Working as a skipper for 10 years Nicholas travelled the Atlantic, the Mediterranean and the Indian Ocean before becoming a commercial diver (salvage and oil and gas). Last year he was working with MOAS as a search and rescue swimmer before he applied for SOS Méditerranée and was accepted. “I think SOS Med is one of there best there is. Especially the current search and rescue team is a group of professionals that bring a lot of experience with them. And I wanted to be part of it” he says, explaining his motivation for joining SOS Med.
When I asked him what he likes best about his job his answer is simple, “Giving people a chance. If we were not out here I think most people would die. We are not necessarily giving them a better life, but they get a chance of having one. A chance of living.”
But being in that position comes at a price, “The hardest part of the job is the stress. Dealing with the constant stress, nothing is planned as such. I mean, you can train as much as you want with the team, but it is up to human nature how people react when you start to rescue. If it goes wrong, you have people dying. That is pretty much a given and to a certain degree, one must be aware of that. You try everything you can possibly do to avoid it, but the likelihood of it happening is still very high.”

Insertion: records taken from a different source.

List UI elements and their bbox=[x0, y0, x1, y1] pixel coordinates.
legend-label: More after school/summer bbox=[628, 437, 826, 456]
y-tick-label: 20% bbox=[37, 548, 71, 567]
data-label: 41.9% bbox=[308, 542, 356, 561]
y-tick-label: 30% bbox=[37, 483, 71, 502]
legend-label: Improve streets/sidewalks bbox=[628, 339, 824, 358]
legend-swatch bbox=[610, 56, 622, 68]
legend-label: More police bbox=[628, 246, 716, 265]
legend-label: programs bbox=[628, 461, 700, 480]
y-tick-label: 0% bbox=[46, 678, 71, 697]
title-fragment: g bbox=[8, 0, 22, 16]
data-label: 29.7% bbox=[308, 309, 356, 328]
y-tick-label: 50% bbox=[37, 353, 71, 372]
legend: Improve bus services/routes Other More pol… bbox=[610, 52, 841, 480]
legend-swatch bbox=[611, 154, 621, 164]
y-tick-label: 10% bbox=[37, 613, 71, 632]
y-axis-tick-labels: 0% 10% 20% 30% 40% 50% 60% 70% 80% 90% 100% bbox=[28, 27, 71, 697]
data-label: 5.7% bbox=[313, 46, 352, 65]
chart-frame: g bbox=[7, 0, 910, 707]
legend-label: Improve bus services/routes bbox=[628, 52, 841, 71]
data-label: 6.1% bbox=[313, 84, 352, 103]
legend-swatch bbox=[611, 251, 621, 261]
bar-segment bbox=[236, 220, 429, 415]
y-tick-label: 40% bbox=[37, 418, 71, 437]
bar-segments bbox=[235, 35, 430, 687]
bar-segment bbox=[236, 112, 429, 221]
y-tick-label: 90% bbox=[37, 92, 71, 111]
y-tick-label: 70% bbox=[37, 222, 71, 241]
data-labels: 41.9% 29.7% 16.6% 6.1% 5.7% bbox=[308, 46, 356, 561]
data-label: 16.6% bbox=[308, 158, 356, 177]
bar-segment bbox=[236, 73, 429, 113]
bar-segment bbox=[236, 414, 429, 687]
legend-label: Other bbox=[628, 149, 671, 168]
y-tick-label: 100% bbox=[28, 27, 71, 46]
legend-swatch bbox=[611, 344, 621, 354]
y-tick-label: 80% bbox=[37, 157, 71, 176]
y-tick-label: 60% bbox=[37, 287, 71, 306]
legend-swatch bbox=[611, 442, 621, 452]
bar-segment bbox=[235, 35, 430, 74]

Even though Nicholas’ main job is on the RHIB during the rescues he – like all members of the team – is involved in all activities once people have been safely brought aboard the Aquarius, “The care that is given to people impressed me the most. For many of these people it is probably the first after a long time that they receive this kind of attention and care we give them. You see them relax a little bit, and that feels good.”
Nicholas wants to keep on working in search and rescue as long as he is able to cope with the level of stress and frustration that is part of the job, “Of course, it would be great if there will be a solution for ending the deaths in the Mediterranean. If not, I will continue.”